Orth v. Doench

163 A. 450 | Pa. | 1932

Argued October 5, 1932. Plaintiff, Edward S. Orth, filed this bill, individually and as administrator of the estate of his deceased wife, against her brother, William G. Doench, and other parties who are only involved secondarily. Mrs. Orth died June 14, 1931, intestate. During a period extending over a year and a half before her death she gave to her brother the larger part of the property, personal and *242 real, which belonged to her individually, and arranged to have her bank account entered as a joint account of her brother and herself, so that, upon her death, the balance automatically became his alone. Plaintiff seeks to have these gifts declared of no effect, alleging that a confidential relationship existed between the brother and sister, that the gifts were made in contemplation of death and were testamentary in character, and that they constituted a fraud upon the marital rights of the husband. It is also averred that the gifts were made under the domination of the brother, when Mrs. Orth was incapable, because of the ravages of disease and opiates administered, of understanding her acts.
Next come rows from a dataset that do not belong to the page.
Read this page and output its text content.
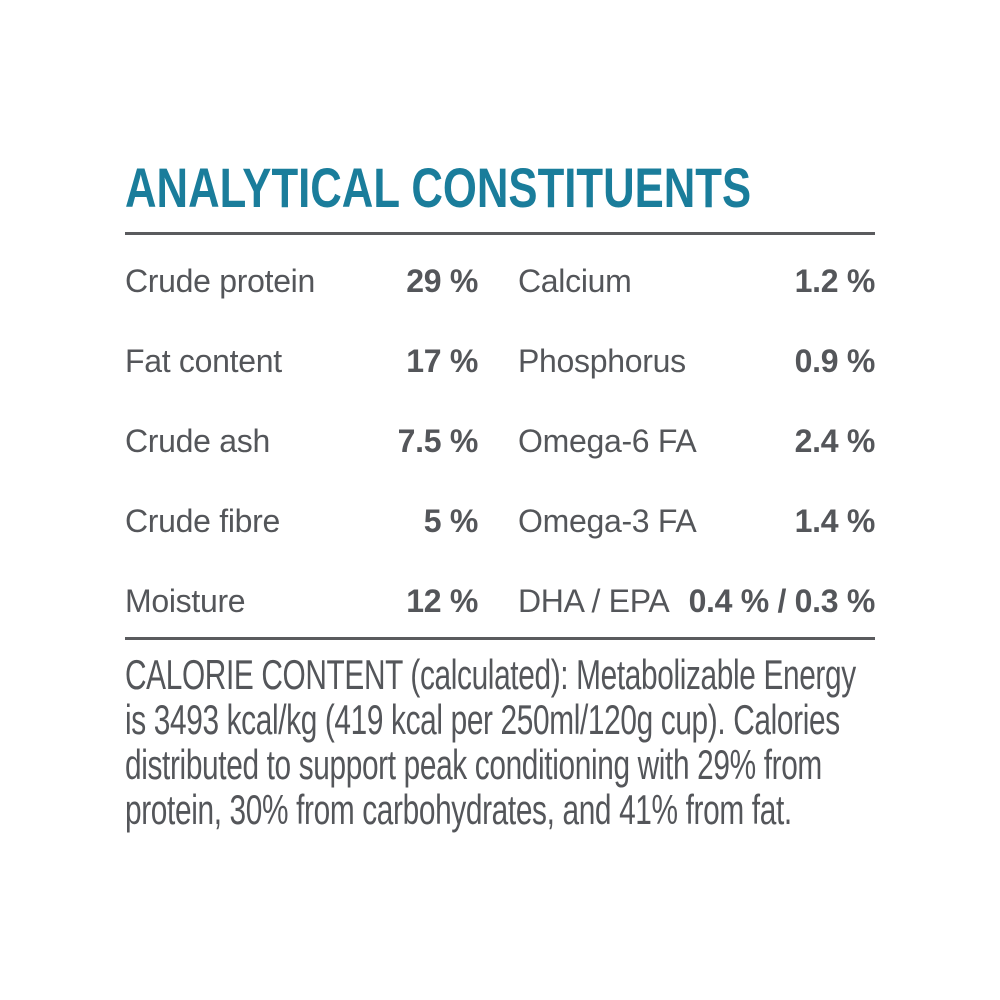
ANALYTICAL CONSTITUENTS
Crude protein	29 % Calcium	1.2 %
Fat content	17 % Phosphorus	0.9 %
Crude ash	7.5 % Omega-6 FA	2.4 %
Crude fibre	5 % Omega-3 FA	1.4 %
Moisture	12 % DHA / EPA 0.4 % / 0.3 %
CALORIE CONTENT (calculated): Metabolizable Energy
is 3493 kcal/kg (419 kcal per 250ml/120g cup). Calories
distributed to support peak conditioning with 29% from
protein, 30% from carbohydrates, and 41% from fat.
The chancellor found against all these averments, and the court in banc, on hearing exceptions, approved his findings, which accordingly have the effect of the verdict of a jury: Kahle's Est., 307 Pa. 212, 214; Sheets et al. v. Armstrong,307 Pa. 385, 389; Skiba v. Klaybor, 307 Pa. 421, 423. No sufficient evidence appears to support the contention of a confidential relationship, in a legal sense, existing between brother and sister, or of undue influence to procure the gifts. The question of the right of a husband or wife to dispose of property belonging to him or her individually, even in anticipation of death or to prevent its falling into the hands of the other thereafter, has been recently discussed and determined in Windolph v. Girard Trust Co., 245 Pa. 349, 363-6, and Beirne v. Continental-Equitable Title Trust Co., 307 Pa. 570,577-8; and the decision of the court below, upon the testimony presented, is in conformity with these cases. The record before us is ample to support all the findings, and we see no reason to reverse the conclusion reached.